Closing of the Offering is subject to a number of conditions, including receipt of all necessary corporate and regulatory approvals, including the approval of the CSE.
All securities issued in connection with the Offering will be subject to a statutory hold period of four months plus a day from the date of issuance in accordance with applicable securities laws. A finder’s fee may be paid in connection with the Offering to eligible arm’s length finders in accordance with CSE policies. The aggregate net proceeds from the Offering will be used to complete the Acquisition and to provide general working capital.

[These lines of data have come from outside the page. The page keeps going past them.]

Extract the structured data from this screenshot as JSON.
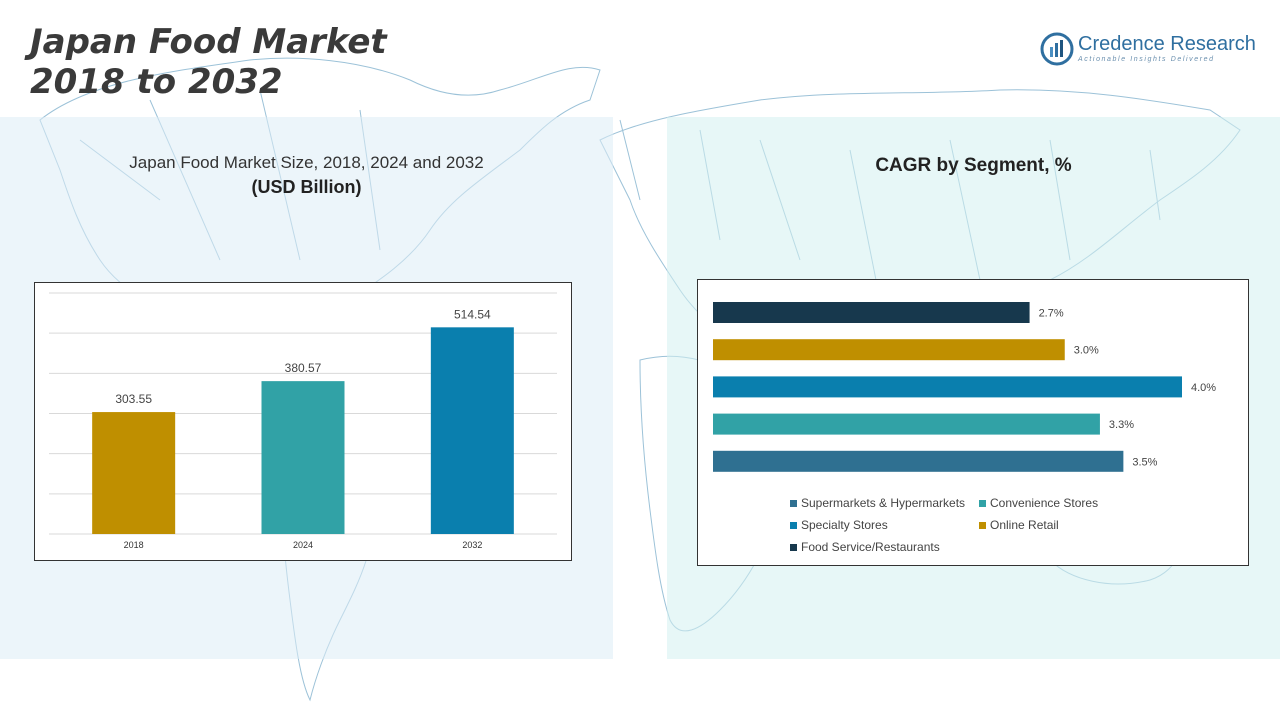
{
  "header": {
    "title_line1": "Japan Food Market",
    "title_line2": "2018 to 2032"
  },
  "logo": {
    "name": "Credence Research",
    "tagline": "Actionable Insights Delivered"
  },
  "left_panel": {
    "subtitle": "Japan Food Market Size, 2018, 2024 and 2032",
    "unit": "(USD Billion)"
  },
  "right_panel": {
    "title": "CAGR by Segment, %"
  },
  "chart_data": [
    {
      "type": "bar",
      "categories": [
        "2018",
        "2024",
        "2032"
      ],
      "values": [
        303.55,
        380.57,
        514.54
      ],
      "value_labels": [
        "303.55",
        "380.57",
        "514.54"
      ],
      "colors": [
        "#bf8f00",
        "#31a2a6",
        "#0a7fae"
      ],
      "ylim": [
        0,
        600
      ],
      "grid": true,
      "title": "Japan Food Market Size, 2018, 2024 and 2032",
      "ylabel": "(USD Billion)"
    },
    {
      "type": "bar",
      "orientation": "horizontal",
      "categories": [
        "Food Service/Restaurants",
        "Online Retail",
        "Specialty Stores",
        "Convenience Stores",
        "Supermarkets & Hypermarkets"
      ],
      "values": [
        2.7,
        3.0,
        4.0,
        3.3,
        3.5
      ],
      "value_labels": [
        "2.7%",
        "3.0%",
        "4.0%",
        "3.3%",
        "3.5%"
      ],
      "colors": [
        "#17384d",
        "#bf8f00",
        "#0a7fae",
        "#31a2a6",
        "#2f7091"
      ],
      "xlim": [
        0,
        4.0
      ],
      "title": "CAGR by Segment, %",
      "legend": {
        "placement": "bottom",
        "items": [
          {
            "label": "Supermarkets & Hypermarkets",
            "color": "#2f7091"
          },
          {
            "label": "Convenience Stores",
            "color": "#31a2a6"
          },
          {
            "label": "Specialty Stores",
            "color": "#0a7fae"
          },
          {
            "label": "Online Retail",
            "color": "#bf8f00"
          },
          {
            "label": "Food Service/Restaurants",
            "color": "#17384d"
          }
        ]
      }
    }
  ]
}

This news release shall not constitute an offer to sell or the solicitation of an offer to buy nor shall there be any sale of the securities in any state in which such offer, solicitation or sale would be unlawful. None of the securities to be issued pursuant to the Acquisition or the Offering have been or will be registered under the U.S. Securities Act of 1933, as amended (the “U.S. Securities Act”), or any state securities laws, and any securities issued pursuant to the Acquisition and the Offering are anticipated to be issued in reliance upon available exemptions from such registration requirements pursuant to Rule 506(b) of Regulation D and/or Section 4(a)(2) of the U.S. Securities Act and applicable exemptions under state securities laws. In addition, the securities to be issued pursuant to the Acquisition and the Offering under an exemption from the registration requirements of the U.S. Securities Act will be “restricted securities” as defined under Rule 144(a)(3) of the U.S. Securities Act and will contain the appropriate restrictive legend as required under the U.S. Securities Act. Any public offering of securities of Atlas to be made in the United States must be made by means of a prospectus containing detailed information about Atlas and management, as well as financial statements.

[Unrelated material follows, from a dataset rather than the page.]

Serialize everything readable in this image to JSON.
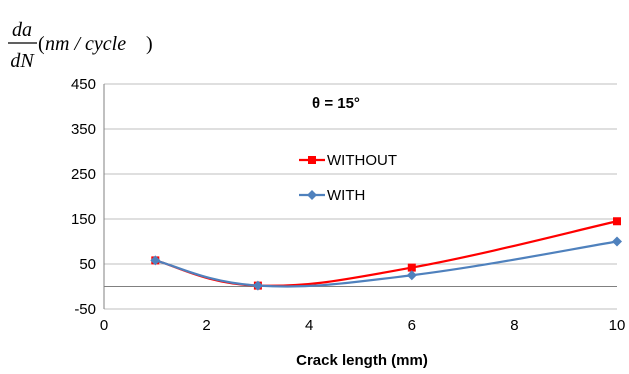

About Isracann Biosciences Inc.
Isracann, is an Israeli-based cannabis company, focused on becoming a premier cannabis producer offering low-cost production targeting undersupplied, major European marketplaces. Based in Israel’s agricultural sector, Isracann will leverage its development within the most experienced country in the world with respect to cannabis research. The company has secured agreements with three (3) licensed Israeli producers for medicinal marijuana cultivation.

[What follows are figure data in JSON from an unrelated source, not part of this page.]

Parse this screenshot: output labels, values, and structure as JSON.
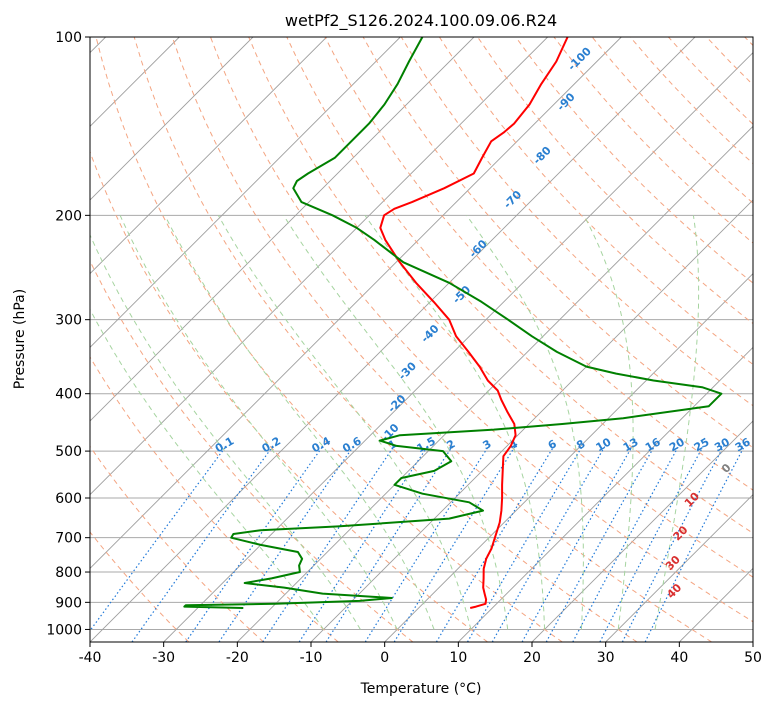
{
  "chart_data": {
    "type": "line",
    "title": "wetPf2_S126.2024.100.09.06.R24",
    "xlabel": "Temperature (°C)",
    "ylabel": "Pressure (hPa)",
    "xlim": [
      -40,
      50
    ],
    "ylim": [
      1050,
      100
    ],
    "y_scale": "log",
    "skew": true,
    "grid": true,
    "x_ticks": [
      -40,
      -30,
      -20,
      -10,
      0,
      10,
      20,
      30,
      40,
      50
    ],
    "y_ticks": [
      100,
      200,
      300,
      400,
      500,
      600,
      700,
      800,
      900,
      1000
    ],
    "series": [
      {
        "role": "temperature",
        "color": "#ff0000",
        "pressure": [
          920,
          915,
          905,
          890,
          870,
          850,
          820,
          790,
          760,
          730,
          700,
          660,
          630,
          600,
          570,
          540,
          510,
          490,
          470,
          450,
          430,
          410,
          395,
          380,
          360,
          340,
          320,
          300,
          280,
          260,
          240,
          220,
          210,
          200,
          195,
          190,
          180,
          170,
          160,
          150,
          145,
          140,
          130,
          120,
          110,
          100
        ],
        "temperature": [
          7.0,
          7.6,
          8.5,
          8.0,
          7.0,
          6.0,
          4.8,
          3.5,
          2.5,
          1.8,
          0.8,
          -0.6,
          -2.0,
          -3.6,
          -5.4,
          -7.2,
          -9.1,
          -9.5,
          -10.3,
          -12.0,
          -14.5,
          -17.0,
          -18.8,
          -21.5,
          -24.5,
          -28.0,
          -31.8,
          -35.0,
          -39.5,
          -44.5,
          -49.5,
          -54.5,
          -56.8,
          -58.0,
          -57.5,
          -56.0,
          -53.5,
          -51.5,
          -52.5,
          -53.5,
          -53.0,
          -52.8,
          -53.3,
          -54.5,
          -55.5,
          -57.3
        ]
      },
      {
        "role": "dewpoint",
        "color": "#008000",
        "pressure": [
          920,
          915,
          910,
          905,
          895,
          885,
          870,
          850,
          835,
          820,
          800,
          780,
          760,
          740,
          720,
          700,
          690,
          680,
          670,
          650,
          630,
          610,
          590,
          570,
          555,
          540,
          520,
          500,
          490,
          480,
          470,
          460,
          450,
          440,
          420,
          400,
          390,
          380,
          370,
          360,
          340,
          320,
          300,
          280,
          260,
          240,
          220,
          210,
          200,
          190,
          180,
          175,
          170,
          160,
          150,
          140,
          130,
          120,
          110,
          100
        ],
        "temperature": [
          -23.8,
          -32.0,
          -32.0,
          -20.0,
          -9.0,
          -5.0,
          -15.0,
          -21.0,
          -27.0,
          -24.0,
          -21.0,
          -22.0,
          -22.5,
          -24.0,
          -30.0,
          -35.0,
          -35.2,
          -32.0,
          -22.0,
          -8.0,
          -4.5,
          -7.5,
          -15.0,
          -20.0,
          -20.0,
          -16.5,
          -15.5,
          -18.0,
          -25.0,
          -28.0,
          -26.0,
          -14.0,
          -5.5,
          2.0,
          12.0,
          12.0,
          8.5,
          1.0,
          -5.0,
          -10.0,
          -16.0,
          -21.5,
          -27.0,
          -33.0,
          -40.0,
          -49.0,
          -56.0,
          -60.0,
          -65.0,
          -71.0,
          -74.0,
          -74.5,
          -74.0,
          -72.5,
          -72.5,
          -72.5,
          -73.0,
          -74.0,
          -75.5,
          -77.0
        ]
      }
    ],
    "dry_adiabats_theta_C": [
      -30,
      -20,
      -10,
      0,
      10,
      20,
      30,
      40,
      50,
      60,
      70,
      80,
      90,
      100,
      110,
      120,
      130,
      140,
      150,
      160,
      170,
      180,
      190,
      200
    ],
    "moist_adiabats_C": [
      -10,
      -5,
      0,
      5,
      10,
      15,
      20,
      25,
      30,
      35
    ],
    "mixing_ratio_lines_gkg": [
      "0.1",
      "0.2",
      "0.4",
      "0.6",
      "1",
      "1.5",
      "2",
      "3",
      "4",
      "6",
      "8",
      "10",
      "13",
      "16",
      "20",
      "25",
      "30",
      "36"
    ],
    "height_labels_m": {
      "blue": [
        "-100",
        "-90",
        "-80",
        "-70",
        "-60",
        "-50",
        "-40",
        "-30",
        "-20",
        "-10"
      ],
      "gray": [
        "0"
      ],
      "red": [
        "10",
        "20",
        "30",
        "40"
      ]
    },
    "colors": {
      "temperature": "#ff0000",
      "dewpoint": "#008000",
      "dry_adiabat": "#f4a582",
      "moist_adiabat": "#a6d4a0",
      "mixing_ratio": "#1f78d8",
      "isotherm": "#9e9e9e",
      "grid": "#aaaaaa",
      "label_blue": "#2a7fd0",
      "label_red": "#d93030",
      "label_gray": "#808080"
    }
  }
}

ON BEHALF OF THE BOARD OF DIRECTORS
Chief Executive Officer
The CSE does not accept responsibility for the adequacy or accuracy of this release.
All statements, other than statements of historical fact, included herein are forward-looking statements that involve various risks and uncertainties. There can be no assurance that such statements will prove to be accurate and actual results and future events could differ materially from those anticipated in such statements. Important factors that could cause actual results to differ, materially from the Company’s expectations are disclosed in the Company’s documents filed from time to time with the Canadian Securities Exchange, the British Columbia Securities Commission, the Ontario Securities Commission, the Alberta Securities Commission, and the Alberta Securities Commission.